The status call is defined in ruby as this

def status(path, rev=nil, recurse=true, get_all=false,
           update=true, no_ignore=false,
           ignore_externals=false, &status_func)

The first parameter is the path on the local file system to get the status of, the second is the revision to get, something like "HEAD", or 2345 can be passed in, the next parameter is whether to recurse into subdirectories, the next tells it to return the status of all files if set to true, default of false and only returns "interesting files" ie local mods and/or out-of-date or not versioned.
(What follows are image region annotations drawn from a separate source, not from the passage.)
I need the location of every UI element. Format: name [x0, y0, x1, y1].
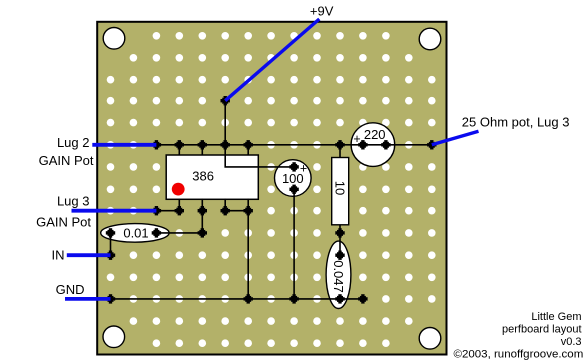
pin 5 [244, 140, 253, 149]
op-amp IC U1 386 body [166, 155, 258, 199]
cap 220 positive lead [381, 140, 390, 149]
node cap100 ground junction [289, 294, 298, 303]
wire lug2 gain pot (blue) [92, 143, 156, 147]
wire pin stub bottom pin3 [224, 199, 226, 211]
cap 0.01 right lead [152, 228, 161, 237]
wire to 25 Ohm pot (blue diagonal) [432, 131, 479, 145]
cap 0.047 bottom lead [335, 294, 344, 303]
svg-text:GAIN Pot: GAIN Pot [36, 215, 91, 230]
pin 7 [198, 140, 207, 149]
wire GND (blue) [65, 297, 111, 301]
svg-text:10: 10 [333, 181, 348, 195]
pin 2 [198, 206, 207, 215]
svg-text:+9V: +9V [310, 4, 334, 19]
wire 0.01 to pin2 branch [156, 232, 202, 234]
svg-text:Lug 2: Lug 2 [57, 135, 90, 150]
perfboard [97, 22, 446, 355]
svg-text:+: + [353, 132, 360, 146]
node resistor-10 top [335, 140, 344, 149]
pin 1 [175, 206, 184, 215]
cap 0.047 top lead [335, 251, 344, 260]
pin 6 [221, 140, 230, 149]
wire pin stub bottom pin1 [178, 199, 180, 211]
node lug3 [152, 206, 161, 215]
node lug2 / pin8 rail [152, 140, 161, 149]
wire supply row (pins row 1 to 220 cap to output) [156, 144, 431, 146]
svg-text:©2003, runoffgroove.com: ©2003, runoffgroove.com [454, 349, 584, 360]
svg-text:Lug 3: Lug 3 [57, 194, 90, 209]
capacitor 0.047 body [326, 241, 351, 308]
wire pin4 to ground rail [247, 199, 249, 299]
svg-text:IN: IN [52, 248, 65, 263]
mounting hole bottom-left [103, 326, 125, 348]
node pin4 ground junction [244, 294, 253, 303]
svg-text:0.01: 0.01 [123, 225, 148, 240]
cap 0.01 left lead [106, 228, 115, 237]
svg-text:0.047: 0.047 [331, 260, 346, 293]
mounting hole top-left [103, 28, 125, 50]
wire resistor-10 / 0.047 branch [339, 145, 341, 255]
capacitor C 220 body [351, 123, 395, 167]
node IN [106, 251, 115, 260]
pin 8 [175, 140, 184, 149]
node output to 25-ohm pot [427, 140, 436, 149]
wire pin2 to 0.01 junction [201, 199, 203, 233]
node +9V junction [221, 96, 230, 105]
svg-text:perfboard layout: perfboard layout [502, 324, 582, 336]
wire IN (blue) [67, 253, 111, 257]
wire +9V drop [224, 101, 226, 145]
IC pin-1 red dot marker [172, 183, 185, 196]
resistor 10 body [332, 158, 349, 225]
wire +9V (blue diagonal) [225, 19, 319, 101]
svg-text:v0.3: v0.3 [561, 336, 582, 348]
wire pin stub top pin8 [178, 145, 180, 156]
svg-text:25 Ohm pot, Lug 3: 25 Ohm pot, Lug 3 [462, 115, 570, 130]
wire pin3 to pin4 [225, 210, 248, 212]
svg-text:386: 386 [192, 169, 214, 184]
svg-text:GAIN Pot: GAIN Pot [39, 153, 94, 168]
svg-text:+: + [300, 161, 307, 175]
capacitor C 100 body [275, 160, 312, 197]
wire ground rail [111, 298, 363, 300]
mounting hole bottom-right [419, 328, 441, 350]
wire pin stub top pin5 [247, 145, 249, 156]
wire pin stub top pin7 [201, 145, 203, 156]
svg-text:220: 220 [364, 127, 386, 142]
pin 3 [221, 206, 230, 215]
node ground rail end [358, 294, 367, 303]
node GND [106, 294, 115, 303]
svg-text:GND: GND [56, 282, 85, 297]
mounting hole top-right [419, 28, 441, 50]
wire lug3 node to pin1 [156, 210, 179, 212]
cap 220 negative lead [358, 140, 367, 149]
wire cap 100 to ground rail [293, 189, 295, 299]
cap 100 positive lead [289, 162, 298, 171]
capacitor 0.01 body [101, 224, 169, 243]
wire jumper pin6 to cap 100 [225, 145, 294, 167]
cap 100 negative lead [289, 185, 298, 194]
node resistor-10 bottom [335, 228, 344, 237]
node 0.01/pin2 junction [198, 228, 207, 237]
wire IN to 0.01 [110, 233, 112, 255]
pin 4 [244, 206, 253, 215]
svg-text:Little Gem: Little Gem [531, 311, 581, 323]
wire lug3 gain pot (blue) [72, 209, 157, 213]
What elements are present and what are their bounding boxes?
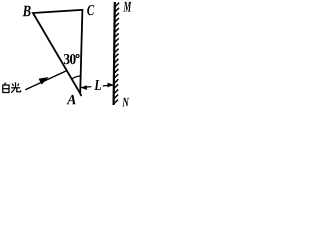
label 白光 (drawn) : 光	[11, 82, 20, 92]
screen hatching	[114, 3, 119, 104]
screen MN line	[114, 2, 115, 105]
vertex label C	[87, 5, 94, 15]
prism triangle ABC	[33, 10, 82, 94]
angle arc at A	[72, 76, 81, 79]
screen label M	[123, 2, 131, 12]
background	[0, 0, 138, 123]
vertex label B	[23, 6, 31, 17]
angle label 30deg	[64, 54, 70, 64]
A vertex overshoot tail	[79, 92, 81, 96]
distance marker right arrow	[103, 84, 113, 87]
vertex label A	[67, 95, 76, 104]
screen label N	[122, 98, 129, 107]
label 白光 (drawn) : 白	[3, 83, 9, 93]
distance marker left arrow	[81, 86, 91, 89]
distance label L	[94, 80, 101, 90]
incident white-light ray (wire)	[25, 71, 67, 90]
degree mark	[76, 55, 79, 58]
incident ray arrowhead	[39, 77, 49, 85]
Update is set to true it will contact the repository to get more information wrt to the version specified in the first parameter (which is ignored otherwise). I couldn't find any documentation in the c stuff about the no_ignore parameter, but the ignore_externals tells it to return status on externals or not. See the header file svn_client.h and the call svn_client_status2 for more documentation.